Small struggled to find prior literature in the field of co-citation when he began his research. Most of what he wrote about he could not find past references to in the literature, and this may have been an issue of classification. After some time, Small did discover a study by an information scientist/linguist written in 1957. This author, Yehoshua Bar-Hillel, wrote about "co-quotation." Small was focused on bibliometrics, however, so he missed this early reference.
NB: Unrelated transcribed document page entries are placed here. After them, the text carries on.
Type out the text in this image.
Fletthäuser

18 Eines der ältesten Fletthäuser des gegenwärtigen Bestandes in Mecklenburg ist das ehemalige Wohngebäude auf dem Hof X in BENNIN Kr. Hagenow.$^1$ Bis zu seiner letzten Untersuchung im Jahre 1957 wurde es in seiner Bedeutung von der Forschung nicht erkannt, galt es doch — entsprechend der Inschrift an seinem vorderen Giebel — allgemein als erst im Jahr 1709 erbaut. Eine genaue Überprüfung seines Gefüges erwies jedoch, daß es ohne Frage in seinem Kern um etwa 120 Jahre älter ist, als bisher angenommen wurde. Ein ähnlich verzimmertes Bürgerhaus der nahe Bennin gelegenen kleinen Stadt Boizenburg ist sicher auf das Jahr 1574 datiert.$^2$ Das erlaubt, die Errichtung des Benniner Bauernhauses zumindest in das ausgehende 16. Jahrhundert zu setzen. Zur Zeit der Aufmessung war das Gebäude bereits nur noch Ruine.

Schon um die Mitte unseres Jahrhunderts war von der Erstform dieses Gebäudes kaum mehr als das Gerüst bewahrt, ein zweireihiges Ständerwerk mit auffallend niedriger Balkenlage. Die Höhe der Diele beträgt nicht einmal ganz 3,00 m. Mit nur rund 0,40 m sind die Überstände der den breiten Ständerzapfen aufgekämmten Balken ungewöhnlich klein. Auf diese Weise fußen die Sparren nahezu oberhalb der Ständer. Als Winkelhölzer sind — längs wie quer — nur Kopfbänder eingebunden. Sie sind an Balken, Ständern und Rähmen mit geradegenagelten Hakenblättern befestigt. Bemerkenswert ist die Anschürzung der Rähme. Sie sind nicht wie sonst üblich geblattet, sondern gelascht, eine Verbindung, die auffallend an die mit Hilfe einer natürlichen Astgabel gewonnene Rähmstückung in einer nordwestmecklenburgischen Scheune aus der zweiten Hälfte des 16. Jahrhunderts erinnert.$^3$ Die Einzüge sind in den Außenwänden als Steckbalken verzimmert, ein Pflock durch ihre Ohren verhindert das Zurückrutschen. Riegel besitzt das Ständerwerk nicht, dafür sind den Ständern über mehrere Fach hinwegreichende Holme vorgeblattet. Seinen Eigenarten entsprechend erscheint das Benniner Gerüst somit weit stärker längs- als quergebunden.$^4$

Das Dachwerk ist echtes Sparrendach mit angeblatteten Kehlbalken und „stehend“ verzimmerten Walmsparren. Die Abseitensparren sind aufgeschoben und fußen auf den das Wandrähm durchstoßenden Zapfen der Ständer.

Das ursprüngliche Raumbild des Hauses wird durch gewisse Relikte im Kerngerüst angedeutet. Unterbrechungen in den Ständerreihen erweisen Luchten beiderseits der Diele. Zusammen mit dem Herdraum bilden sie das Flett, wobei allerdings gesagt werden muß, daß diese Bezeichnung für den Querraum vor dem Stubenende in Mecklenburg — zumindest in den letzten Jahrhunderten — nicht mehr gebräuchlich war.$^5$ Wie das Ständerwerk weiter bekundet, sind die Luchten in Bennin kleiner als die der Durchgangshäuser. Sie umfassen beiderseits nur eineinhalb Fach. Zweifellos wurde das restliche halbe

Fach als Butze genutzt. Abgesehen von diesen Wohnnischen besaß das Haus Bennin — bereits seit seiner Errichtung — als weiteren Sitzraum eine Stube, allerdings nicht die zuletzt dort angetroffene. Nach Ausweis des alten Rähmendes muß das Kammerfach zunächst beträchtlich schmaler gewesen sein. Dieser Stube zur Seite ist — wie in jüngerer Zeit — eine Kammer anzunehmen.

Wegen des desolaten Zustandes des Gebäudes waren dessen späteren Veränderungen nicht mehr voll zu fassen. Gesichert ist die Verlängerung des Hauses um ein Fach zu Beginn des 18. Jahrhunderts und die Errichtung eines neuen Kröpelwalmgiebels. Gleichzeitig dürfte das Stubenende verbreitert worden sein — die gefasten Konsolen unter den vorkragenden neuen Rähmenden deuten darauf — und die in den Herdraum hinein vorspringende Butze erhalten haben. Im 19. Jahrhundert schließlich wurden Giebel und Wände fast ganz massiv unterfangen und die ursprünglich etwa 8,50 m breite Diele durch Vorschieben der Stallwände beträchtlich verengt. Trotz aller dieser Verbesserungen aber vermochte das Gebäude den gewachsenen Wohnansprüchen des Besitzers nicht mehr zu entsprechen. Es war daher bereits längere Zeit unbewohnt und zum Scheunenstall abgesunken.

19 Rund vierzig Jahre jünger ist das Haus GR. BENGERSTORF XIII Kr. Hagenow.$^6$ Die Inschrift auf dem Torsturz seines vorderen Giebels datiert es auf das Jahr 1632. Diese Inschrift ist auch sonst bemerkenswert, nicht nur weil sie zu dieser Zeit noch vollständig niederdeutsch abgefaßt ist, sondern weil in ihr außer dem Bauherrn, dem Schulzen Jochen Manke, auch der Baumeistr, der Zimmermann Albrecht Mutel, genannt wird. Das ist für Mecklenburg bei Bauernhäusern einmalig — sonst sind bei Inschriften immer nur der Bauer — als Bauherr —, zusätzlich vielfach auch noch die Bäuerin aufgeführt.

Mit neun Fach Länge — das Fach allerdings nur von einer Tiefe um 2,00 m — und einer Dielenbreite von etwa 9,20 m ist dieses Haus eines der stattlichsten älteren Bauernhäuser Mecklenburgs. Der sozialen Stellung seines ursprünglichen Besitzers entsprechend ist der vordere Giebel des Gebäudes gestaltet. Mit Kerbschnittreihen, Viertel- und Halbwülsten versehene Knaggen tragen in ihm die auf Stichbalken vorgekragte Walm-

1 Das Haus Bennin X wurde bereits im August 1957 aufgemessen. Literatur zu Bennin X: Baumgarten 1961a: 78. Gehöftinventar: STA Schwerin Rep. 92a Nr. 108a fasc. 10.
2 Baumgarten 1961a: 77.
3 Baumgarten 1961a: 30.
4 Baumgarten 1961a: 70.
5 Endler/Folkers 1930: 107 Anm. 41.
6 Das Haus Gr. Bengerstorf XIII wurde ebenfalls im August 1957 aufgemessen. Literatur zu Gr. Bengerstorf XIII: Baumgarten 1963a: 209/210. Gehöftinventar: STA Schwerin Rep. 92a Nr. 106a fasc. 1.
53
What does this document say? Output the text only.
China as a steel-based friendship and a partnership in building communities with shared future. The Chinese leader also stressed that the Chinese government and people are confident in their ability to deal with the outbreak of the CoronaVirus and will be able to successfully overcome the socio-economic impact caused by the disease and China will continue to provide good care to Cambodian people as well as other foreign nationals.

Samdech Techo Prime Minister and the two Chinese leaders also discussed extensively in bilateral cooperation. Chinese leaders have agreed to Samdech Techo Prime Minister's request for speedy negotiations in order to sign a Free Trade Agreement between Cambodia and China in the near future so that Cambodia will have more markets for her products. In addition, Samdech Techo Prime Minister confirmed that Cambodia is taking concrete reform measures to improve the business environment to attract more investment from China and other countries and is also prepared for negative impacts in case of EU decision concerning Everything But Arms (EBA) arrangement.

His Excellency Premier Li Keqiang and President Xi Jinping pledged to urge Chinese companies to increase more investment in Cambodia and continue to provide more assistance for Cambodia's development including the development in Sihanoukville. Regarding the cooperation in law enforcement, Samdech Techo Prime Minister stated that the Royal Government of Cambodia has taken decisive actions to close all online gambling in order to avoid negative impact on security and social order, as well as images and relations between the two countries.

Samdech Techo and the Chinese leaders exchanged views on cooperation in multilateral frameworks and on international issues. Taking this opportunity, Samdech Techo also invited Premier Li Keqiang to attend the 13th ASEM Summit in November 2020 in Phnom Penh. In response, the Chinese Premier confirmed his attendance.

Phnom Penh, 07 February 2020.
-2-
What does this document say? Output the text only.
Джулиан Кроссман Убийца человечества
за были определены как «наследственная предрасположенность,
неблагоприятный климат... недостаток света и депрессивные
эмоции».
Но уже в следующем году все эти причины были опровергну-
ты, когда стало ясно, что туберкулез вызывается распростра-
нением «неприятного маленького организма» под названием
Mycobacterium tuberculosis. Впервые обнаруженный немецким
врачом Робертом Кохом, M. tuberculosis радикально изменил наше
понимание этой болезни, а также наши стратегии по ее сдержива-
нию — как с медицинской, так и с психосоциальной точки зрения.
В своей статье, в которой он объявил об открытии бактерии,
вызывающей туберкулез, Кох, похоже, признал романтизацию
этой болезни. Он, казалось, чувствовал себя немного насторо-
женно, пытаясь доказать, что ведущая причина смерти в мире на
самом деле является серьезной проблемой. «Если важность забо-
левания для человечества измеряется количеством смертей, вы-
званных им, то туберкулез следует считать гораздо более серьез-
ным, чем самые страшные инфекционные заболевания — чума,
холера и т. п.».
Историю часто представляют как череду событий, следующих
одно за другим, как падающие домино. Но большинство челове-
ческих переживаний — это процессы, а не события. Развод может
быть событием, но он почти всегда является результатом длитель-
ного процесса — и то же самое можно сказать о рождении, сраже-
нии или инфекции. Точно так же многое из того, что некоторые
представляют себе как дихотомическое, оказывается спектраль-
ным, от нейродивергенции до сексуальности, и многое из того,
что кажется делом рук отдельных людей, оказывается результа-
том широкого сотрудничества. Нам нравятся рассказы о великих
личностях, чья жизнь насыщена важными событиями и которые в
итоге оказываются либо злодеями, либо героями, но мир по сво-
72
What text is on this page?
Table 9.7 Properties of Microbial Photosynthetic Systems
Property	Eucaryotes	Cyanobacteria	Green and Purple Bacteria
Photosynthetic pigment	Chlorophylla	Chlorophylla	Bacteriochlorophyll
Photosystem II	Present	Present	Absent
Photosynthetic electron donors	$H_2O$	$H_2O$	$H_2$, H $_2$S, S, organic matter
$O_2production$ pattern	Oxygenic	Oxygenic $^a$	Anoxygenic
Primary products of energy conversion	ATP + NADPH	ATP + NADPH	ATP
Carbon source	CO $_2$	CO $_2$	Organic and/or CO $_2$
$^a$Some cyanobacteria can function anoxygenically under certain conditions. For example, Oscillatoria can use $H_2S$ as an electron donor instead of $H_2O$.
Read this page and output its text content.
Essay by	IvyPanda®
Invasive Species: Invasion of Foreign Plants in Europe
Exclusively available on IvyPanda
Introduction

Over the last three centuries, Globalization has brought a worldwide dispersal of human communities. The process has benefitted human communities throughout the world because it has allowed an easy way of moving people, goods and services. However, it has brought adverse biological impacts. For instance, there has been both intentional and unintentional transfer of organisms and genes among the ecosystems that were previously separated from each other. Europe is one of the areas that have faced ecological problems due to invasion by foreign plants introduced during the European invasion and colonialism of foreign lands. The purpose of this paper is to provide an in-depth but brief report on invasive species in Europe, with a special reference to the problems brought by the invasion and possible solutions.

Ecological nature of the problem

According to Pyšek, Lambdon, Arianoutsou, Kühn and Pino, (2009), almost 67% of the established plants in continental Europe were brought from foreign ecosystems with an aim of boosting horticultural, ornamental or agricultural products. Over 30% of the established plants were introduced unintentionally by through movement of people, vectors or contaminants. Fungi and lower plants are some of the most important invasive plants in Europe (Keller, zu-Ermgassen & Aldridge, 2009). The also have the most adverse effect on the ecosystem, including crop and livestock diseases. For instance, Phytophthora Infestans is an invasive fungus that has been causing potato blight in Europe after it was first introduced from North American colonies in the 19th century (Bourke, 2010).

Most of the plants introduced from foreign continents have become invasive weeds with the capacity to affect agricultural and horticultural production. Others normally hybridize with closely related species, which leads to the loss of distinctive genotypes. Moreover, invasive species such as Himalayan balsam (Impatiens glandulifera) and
=== Co-citation analysis ===
In 1973, Small worked with the Soviet Intelligence scientist Irina Massakova to introduce the term "co-citation network" within the field of science mapping. The intent of this work was to define the relationships between multiple scientific articles and how they relate to a specific topic. With this information, the knowledge growth of a particular field can be measured and tracked. It can also determine the more prominent articles and expertise within that field. This analysis can shine a light on which ideas are more accepted within a field, and which ones are more fringe ideas and theories. The co-citation network that Small and Massakova referenced can be understood to be the reference of two articles together within a third article. Mapping this information reveals trends in the field of scientific study.

=== Work with Belver Griffith ===
Small continued his work in co-citation with Belver Griffith and in 1974, they expanded the process of mapping trends in specialized fields based on co-citation usage. They studied trends of group mechanism and did so observing trends in collagen research up until 1977, when they published their research. How they performed this research was by observing how often citations were grouped together and mapping these occurrences. After studying these instances, what Small and Griffith observed was the disappearance of some of the key documents in first cluster over time. These documents were replaced with different key documents in a second cluster. Their mapping reflected a revolutionary change in how collagen research was developing.

=== Science of science ===
Small, by proposing co-citation analysis, has contributed to the science of science. This field reviews the literature and studies done in multiple fields, including the natural sciences, the social sciences, and art and the humanities. The review of all of these sciences is done with a scientific approach, thus the name "science of science." Small has written about the science of science as being practical and something that can be used by researchers. It will also support multiple methods, including consilience and heuristics.

=== Accolades ===
Small received the Derek de Solla Price Memorial Medal in 1987. This was for his work done in the field of co-citation. A decade later, Small was awarded the ASIS&T Award of Merit for his work in the field of information science.